Desde entonces, asistimos a una pelea entre quienes defienden el statu quo y quienes buscan cambiarlo. El fujimorismo y sus satélites luchan por mantener la institucionalidad que ha segregado este país roto moralmente; mientras el Ejecutivo ha representado el interés por reformarla. Y el fujimorismo ha perdido por goleada. Si comparamos los resultados obtenidos por Keiko Fujimori en Tumbes, Piura y Ucayali (sus tres mejores plazas) en la primera vuelta del 2016 y los que recibió la propuesta de Vizcarra en el referéndum del 2018 encontramos que la voltereta política del país ha sido mayúscula.

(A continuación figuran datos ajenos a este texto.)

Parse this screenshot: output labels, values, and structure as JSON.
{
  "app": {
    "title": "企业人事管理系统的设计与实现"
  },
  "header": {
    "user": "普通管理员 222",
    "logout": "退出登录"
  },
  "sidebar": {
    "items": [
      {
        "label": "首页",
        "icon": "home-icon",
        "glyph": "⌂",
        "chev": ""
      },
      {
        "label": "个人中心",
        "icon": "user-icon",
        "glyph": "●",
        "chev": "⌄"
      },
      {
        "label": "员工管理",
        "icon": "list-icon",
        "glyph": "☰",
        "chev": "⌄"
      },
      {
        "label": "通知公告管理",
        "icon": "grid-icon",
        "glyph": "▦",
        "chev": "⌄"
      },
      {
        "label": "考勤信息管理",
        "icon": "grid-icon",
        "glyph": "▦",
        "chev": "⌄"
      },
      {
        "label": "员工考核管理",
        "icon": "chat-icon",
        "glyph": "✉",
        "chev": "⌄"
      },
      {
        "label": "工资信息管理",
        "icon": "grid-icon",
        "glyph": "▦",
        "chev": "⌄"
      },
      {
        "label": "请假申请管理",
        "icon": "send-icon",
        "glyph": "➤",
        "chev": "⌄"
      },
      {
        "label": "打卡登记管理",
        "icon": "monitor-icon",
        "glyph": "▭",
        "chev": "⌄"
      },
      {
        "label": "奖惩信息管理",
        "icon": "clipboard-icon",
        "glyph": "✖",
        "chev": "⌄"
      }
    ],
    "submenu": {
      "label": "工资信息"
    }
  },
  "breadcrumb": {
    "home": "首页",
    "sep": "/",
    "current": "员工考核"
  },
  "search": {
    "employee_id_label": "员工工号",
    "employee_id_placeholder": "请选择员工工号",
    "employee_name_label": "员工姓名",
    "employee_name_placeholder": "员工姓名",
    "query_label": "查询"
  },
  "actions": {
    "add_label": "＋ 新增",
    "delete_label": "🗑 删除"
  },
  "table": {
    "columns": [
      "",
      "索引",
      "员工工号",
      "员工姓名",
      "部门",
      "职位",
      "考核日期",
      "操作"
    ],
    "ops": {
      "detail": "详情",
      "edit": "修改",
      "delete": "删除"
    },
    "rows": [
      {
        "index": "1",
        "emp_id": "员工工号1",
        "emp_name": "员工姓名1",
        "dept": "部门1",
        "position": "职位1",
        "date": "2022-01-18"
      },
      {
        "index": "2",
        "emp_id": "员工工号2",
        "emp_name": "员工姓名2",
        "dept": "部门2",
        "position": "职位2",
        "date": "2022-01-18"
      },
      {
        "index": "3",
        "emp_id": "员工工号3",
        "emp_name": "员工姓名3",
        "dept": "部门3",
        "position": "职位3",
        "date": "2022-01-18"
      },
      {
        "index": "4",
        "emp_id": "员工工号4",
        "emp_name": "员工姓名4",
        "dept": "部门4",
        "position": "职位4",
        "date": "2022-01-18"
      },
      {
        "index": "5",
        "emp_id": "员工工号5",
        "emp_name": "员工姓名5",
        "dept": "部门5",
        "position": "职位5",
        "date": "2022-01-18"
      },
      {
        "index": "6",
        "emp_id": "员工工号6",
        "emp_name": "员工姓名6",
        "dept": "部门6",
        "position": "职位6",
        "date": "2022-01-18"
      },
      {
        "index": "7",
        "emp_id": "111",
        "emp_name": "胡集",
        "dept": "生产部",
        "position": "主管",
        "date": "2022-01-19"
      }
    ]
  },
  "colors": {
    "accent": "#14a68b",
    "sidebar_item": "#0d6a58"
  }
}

En ellos, el fujimorismo obtuvo más de 50% de votos en el 2016, y en el referéndum del 2018 el respaldo a Vizcarra en esos mismos bastiones naranjas superaba el 80%. Es decir, el fujimorismo se farreó su capital y la gente abrazó la agenda a la que, justamente, se opone con fervor.
Como enseñó Huntington, la principal virtud de un sistema político es su capacidad de adaptación a los cambios en la sociedad. El país ha pedido en forma contundente y a través del civilizado voto que intentemos reformar nuestras instituciones judiciales y representativas. El sistema político debe tratar de adaptarse a esa nueva situación. Persistir, pensando en la estabilidad de corto plazo, se parece al razonamiento de aquel hombre que caía desde el último piso de un edificio y cada momento que descendía pensaba: “Hasta ahora todo bien”.
Entonces, siendo una propuesta constitucional y ante la necesidad de adaptarse al nuevo escenario, lo menos dañino para el país es salir cuanto antes de este empate catastrófico. Alianza para el Progreso y César Acuña tendrían que ser irracionales para votar por una impopular vacancia cuando son el único partido listo para participar en elecciones. Así, esa iniciativa queda fuera del alcance legislativo. Más cerca está la disolución. Mejor váyanse todos y líbrennos de tanto duelo cargoso. Y ojalá el 2020 los ciudadanos estemos a la altura de las circunstancias y los políticos hayan aprendido algo del papelón que han protagonizado en estos últimos años.